2.To understand and be able to use different kinds of data sources such as censuses, sample surveys – cross section, longitudinal –, administrative sources, big data.
3.To be able to understand methodological issues related to some specific fields of official statistics and to interpret correctly official statistics.
4.To be able to apply methods suitable to produce and analyse data in the specific field.
5.Knowledge of and ability to apply special statistical methods such as sampling methods, non-response adjustments and imputation.
6.Ability to use statistical computer programmes such as R or SPSS.
7.Ability to present data in an effective way to different kinds of audience.

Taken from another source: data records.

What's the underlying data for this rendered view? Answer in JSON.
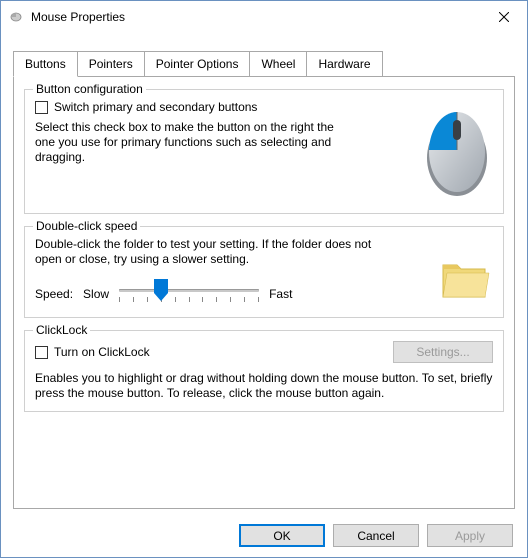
{
  "window": {
    "title": "Mouse Properties"
  },
  "tabs": [
    "Buttons",
    "Pointers",
    "Pointer Options",
    "Wheel",
    "Hardware"
  ],
  "activeTab": 0,
  "group1": {
    "legend": "Button configuration",
    "checkbox_label": "Switch primary and secondary buttons",
    "checkbox_checked": false,
    "desc": "Select this check box to make the button on the right the one you use for primary functions such as selecting and dragging."
  },
  "group2": {
    "legend": "Double-click speed",
    "desc": "Double-click the folder to test your setting. If the folder does not open or close, try using a slower setting.",
    "speed_label": "Speed:",
    "slow_label": "Slow",
    "fast_label": "Fast",
    "slider_value": 3,
    "slider_max": 10
  },
  "group3": {
    "legend": "ClickLock",
    "checkbox_label": "Turn on ClickLock",
    "checkbox_checked": false,
    "settings_label": "Settings...",
    "settings_enabled": false,
    "desc": "Enables you to highlight or drag without holding down the mouse button. To set, briefly press the mouse button. To release, click the mouse button again."
  },
  "buttons": {
    "ok": "OK",
    "cancel": "Cancel",
    "apply": "Apply"
  }
}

8.To be aware of the different tools available for data and metadata dissemination and presentation of results (tables, charts in a static and dynamic web-based environment
Course Content (Syllabus)
Basic concepts in National Accounts. Basic concepts in Demography, definitions, research questions and framework of demography and population research. Introduction to techniques of demographic analysis; elements of period and cohort analysis; demographic rates, ratios and measures. Sources of data (census, vital statistics, sample surveys) and errors in demographic data. Population change and structure; analysis of migration data. Population pyramids, factors affecting age distribution of the population; socioeconomic and demographic implications of population aging. Population predictions and projections. Basic concepts, modern theory and practice of index numbers as a means of comparing prices and quantities.
Downloading data from European Demographic Databases (Big Data). Tidying data, manipulation of nonresponders and missing values using weights and multiple imputation methods, calculation of estimators, statistical analysis and hypothesis testing in sample survey data. The module “Complex Samples Procedures” of the IBM Statistics SPSS software and the libraries tidyr, stringr, lubridate, hmisc, mice, survey, nlme, lme4, dplyr, shiny, surveyoutliers, tabplot, survey, eurostat, rcmdrPlugin.sampling, cbsodataR, censusapi of the statistical software R in the RStudio environment. Presentation - Visualization of data and statistical results with the ggplot2 library.
Keywords
Big Data, Tidying data, nonresponders, missing values, multiple imputation, survey data, eurostat, R, RStudio, IBM Statistics SPSS
Additional bibliography for study
1. Särndal, C., B. Swensson, and J. Wretman. 1992. Model Assisted Survey Sampling. New York: Springer-Verlag.
2. Lumley, T. 2010. Complex Surveys A Guide to Analysis Using R. John Wiley & Sons, Inc., Hoboken, New Jersey.
3. IBM SPSS Complex Samples 21. IBM Corporation, 1989 – 2012.
4. Rubin B. D. 1987. Multiple Imputation for Nonresponse in Surveys. John Wiley & Sons, Inc., Hoboken, New Jersey.
5. Stef van Buuren . 2012. Flexible Imputation of Missing Data. CRC Press,Taylor & Francis Group, Boca Raton.
6. Särndal, Lundström. 2005. Estimation in Surveys with Nonresponse. John Wiley & Sons Ltd, West Sussex, UK.
7. Bethlehem J., Cobben F., Schouten B. 2011. Handbook of Nonresponse in Household Surveys. John Wiley & Sons, Inc., Hoboken, New Jersey.